March 24, 2013.
Palm Sunday

Dear Friends,

We will gather together for our shared Badaliya and Islands of Peace Institute Prayer on Sunday, March 24, 2013 from 3:00 pm to 4:30 pm at St. Pauls Church in Cambridge, in the small chapel located in the Parish Center. Please join us in person or in spirit as we encourage Inter-faith relations and pray together for peace and reconciliation in the Middle East and especially in the Holy Land.

Today we begin the most sacred week in the Christian liturgical calendar. Today, Palm Sunday, also known as Passion Sunday, marks the entrance of Jesus into the holy city of Jerusalem in order to celebrate the Jewish Passover meal with his disciples. As believing Christians we walk with Him on this journey that will lead to His condemnation and death on a Cross. Latin Christians call this "Good Friday", and Eastern Christians call it "Black Friday" or, "Sad Friday". Even though we know the end of the story and the joy and glory of the Resurrection, every year we enter into Christ's Passion with open minds and hearts in order to enter into the experience of dying with our Lord. Throughout these 40 days of Lent we have struggled with our own failures to truly live the ideals of the Christian life. Here is our opportunity to "die" to those failures; to love others compassionately, to ask forgiveness of others and to forgive those who have injured us, to overcome our pride and arrogance and our instincts for vengeance and even violence, as well as our failures to seek justice and peace within our communities and our world.
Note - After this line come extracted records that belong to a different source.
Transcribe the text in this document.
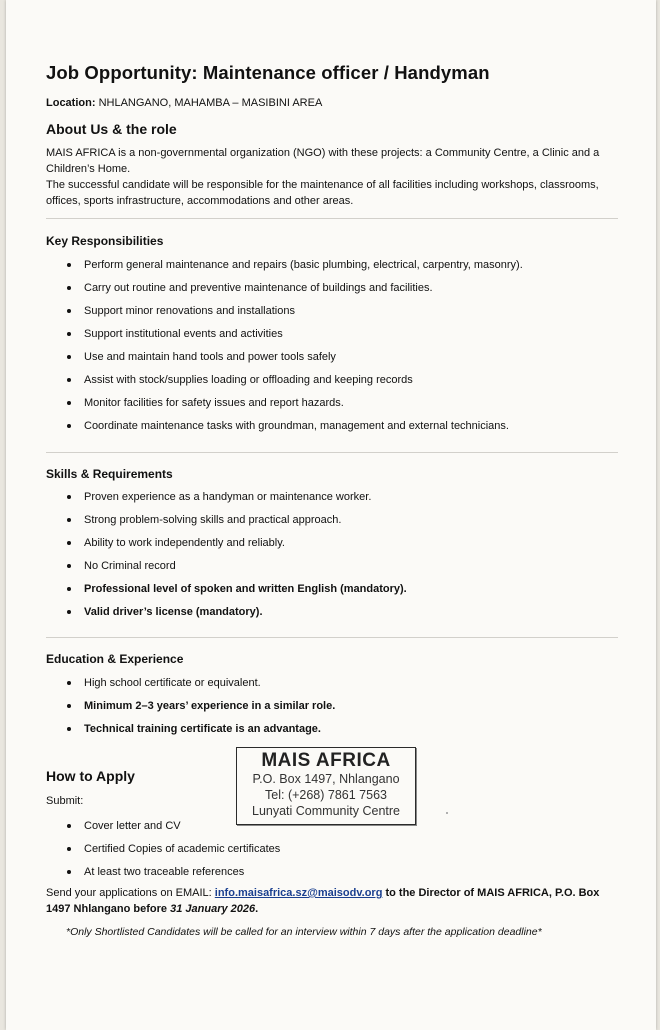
Job Opportunity: Maintenance officer / Handyman
Location: NHLANGANO, MAHAMBA – MASIBINI AREA
About Us & the role
MAIS AFRICA is a non-governmental organization (NGO) with these projects: a Community Centre, a Clinic and a Children’s Home.
The successful candidate will be responsible for the maintenance of all facilities including workshops, classrooms, offices, sports infrastructure, accommodations and other areas.
Key Responsibilities
Perform general maintenance and repairs (basic plumbing, electrical, carpentry, masonry).
Carry out routine and preventive maintenance of buildings and facilities.
Support minor renovations and installations
Support institutional events and activities
Use and maintain hand tools and power tools safely
Assist with stock/supplies loading or offloading and keeping records
Monitor facilities for safety issues and report hazards.
Coordinate maintenance tasks with groundman, management and external technicians.
Skills & Requirements
Proven experience as a handyman or maintenance worker.
Strong problem-solving skills and practical approach.
Ability to work independently and reliably.
No Criminal record
Professional level of spoken and written English (mandatory).
Valid driver’s license (mandatory).
Education & Experience
High school certificate or equivalent.
Minimum 2–3 years’ experience in a similar role.
Technical training certificate is an advantage.
MAIS AFRICA
P.O. Box 1497, Nhlangano
Tel: (+268) 7861 7563
Lunyati Community Centre
How to Apply
Submit:
Cover letter and CV
Certified Copies of academic certificates
At least two traceable references
Send your applications on EMAIL: info.maisafrica.sz@maisodv.org to the Director of MAIS AFRICA, P.O. Box 1497 Nhlangano before 31 January 2026.
*Only Shortlisted Candidates will be called for an interview within 7 days after the application deadline*
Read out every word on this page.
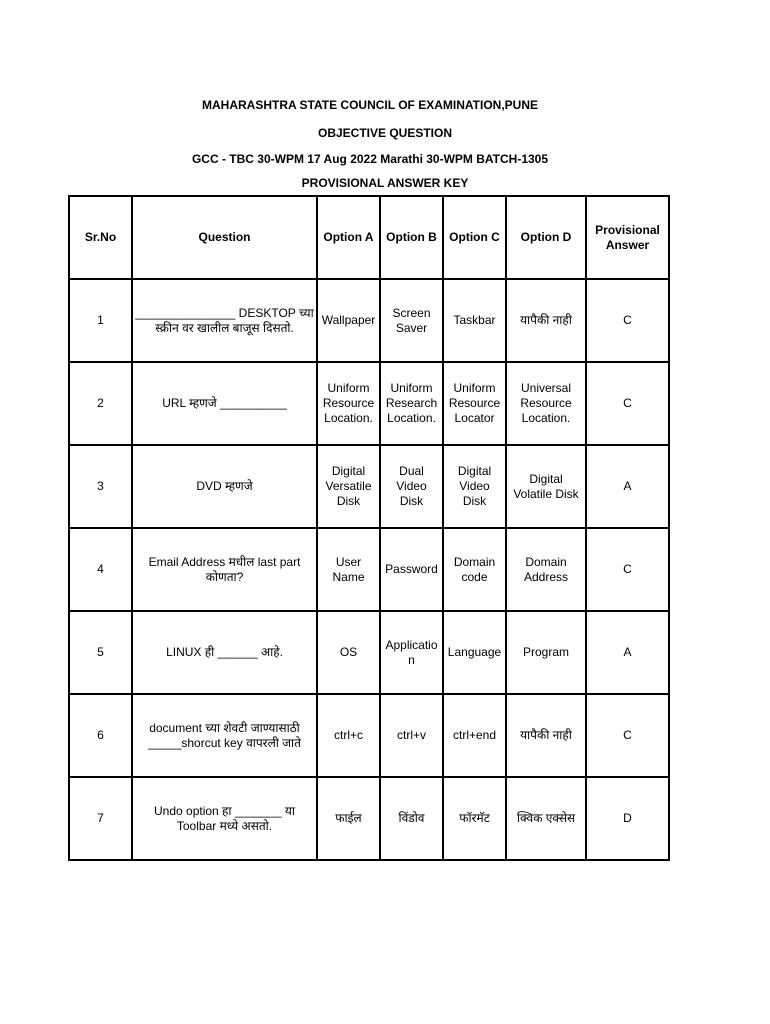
MAHARASHTRA STATE COUNCIL OF EXAMINATION,PUNE
OBJECTIVE QUESTION
GCC - TBC 30-WPM 17 Aug 2022 Marathi 30-WPM BATCH-1305
PROVISIONAL ANSWER KEY
Sr.No	Question	Option A	Option B	Option C	Option D	Provisional Answer
1	_______________ DESKTOP च्या स्क्रीन वर खालील बाजूस दिसतो.	Wallpaper	Screen Saver	Taskbar	यापैकी नाही	C
2	URL म्हणजे __________	Uniform Resource Location.	Uniform Research Location.	Uniform Resource Locator	Universal Resource Location.	C
3	DVD म्हणजे	Digital Versatile Disk	Dual Video Disk	Digital Video Disk	Digital Volatile Disk	A
4	Email Address मधील last part कोणता?	User Name	Password	Domain code	Domain Address	C
5	LINUX ही ______ आहे.	OS	Applicatio n	Language	Program	A
6	document च्या शेवटी जाण्यासाठी _____shorcut key वापरली जाते	ctrl+c	ctrl+v	ctrl+end	यापैकी नाही	C
7	Undo option हा _______ या Toolbar मध्ये असतो.	फाईल	विंडोव	फॉरमॅट	क्विक एक्सेस	D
The significance of the Cross for Christians everywhere lies within our interpretation of it. Jesus is the model for us of the most radical form of God's Love for humanity. Crucifixion was the most cruel form of persecution and death inflicted on ordinary criminals by the Roman Empire. We believe that Jesus was both fully human and fully Divine and that his incarnation into our world as a human being allowed Him to fully experience the pain and suffering of our lives. Accepting death on a Cross was not only an extreme form of trust in God but also an extreme way of experiencing the death that all of us will one day experience. Taking all of our sins upon Himself, Christ dies with us. Only on Easter morning will we see the fullness of this enormous self-giving sacrifice of God for us. Then we will know that our sins are truly forgiven and that death no longer has any power over us because the "Lord is Risen". Today we begin the rituals of Holy Week and are called to reflect ever more deeply every year on it's signicance for our lives as we allow ourselves to be transformed by a loving and merciful God who would sacrifice His very life for us.

It is this experience of Jesus' sacrificial offering of His life for us that we might have eternal life that forms the essence of the Badaliya prayer movement established by Louis Massignon and Mary Kahil in 1934. Massignon himself wrote that after his conversion experience in Baghdad in 2008, the direction of his life took shape through his loyalty to the vision and prayers of those living mentors like the hermit priest Charles de Foucauld, the prayers for him by his Muslim friends the Alussi family, and those of the well-known writer, J-K Huysmans on his death bed, along with his deepening relationship through his research on the life and spiritual writings of the 10th century Sufi saint, al-Hallaj. Reflecting on how Huysmans influenced him to "retrieve his path" he wrote that it was Huysmans, after his death, who sent Massignon to the writer's former spiritual director, Daniel Fontaine. Here was the beginnings of an intense belief and devotion to the Christian understanding of the Communion of Saints. From his spiritual guide Massignon learned of the depth of meaning contained in what Huysman's called "mystical subsitution", the essence of the Badaliya prayer. He describes himself as the "converted sinner" called to "participate, through mystical substitution in the sufferings of his unrepentent brothers." To put oneself in the unrepentent sinner's place before a merciful God of Love is trusting fully in the saving power of a loving and compassionate God. This embracing of "redemptive compassion" animated Massignon's entire life. (from 1957, Écrits Mémorable vol.I, p.147)

This is a profoundly Christian interpretation of the Cross and is therefore very different from our Muslim brother's and sister's understanding of the life of Jesus. There are many prophets that are found in all three Abrahamic traditions and Jesus is revered as a prophet second only to Muhammad in Islam, yet the Christian interpretation and understanding of Jesus is disputed in many places in the Qur'an. Exploring these very great differences in our traditions is an invitation for us to "cross over to the other" as Massignon would say, and to truly experience loving one another as Jesus has loved us.

"No one has greater love than this, to lay down one's life for one's friends.".(Jn.15:13)

Peace to you and a Blessed Holy Week.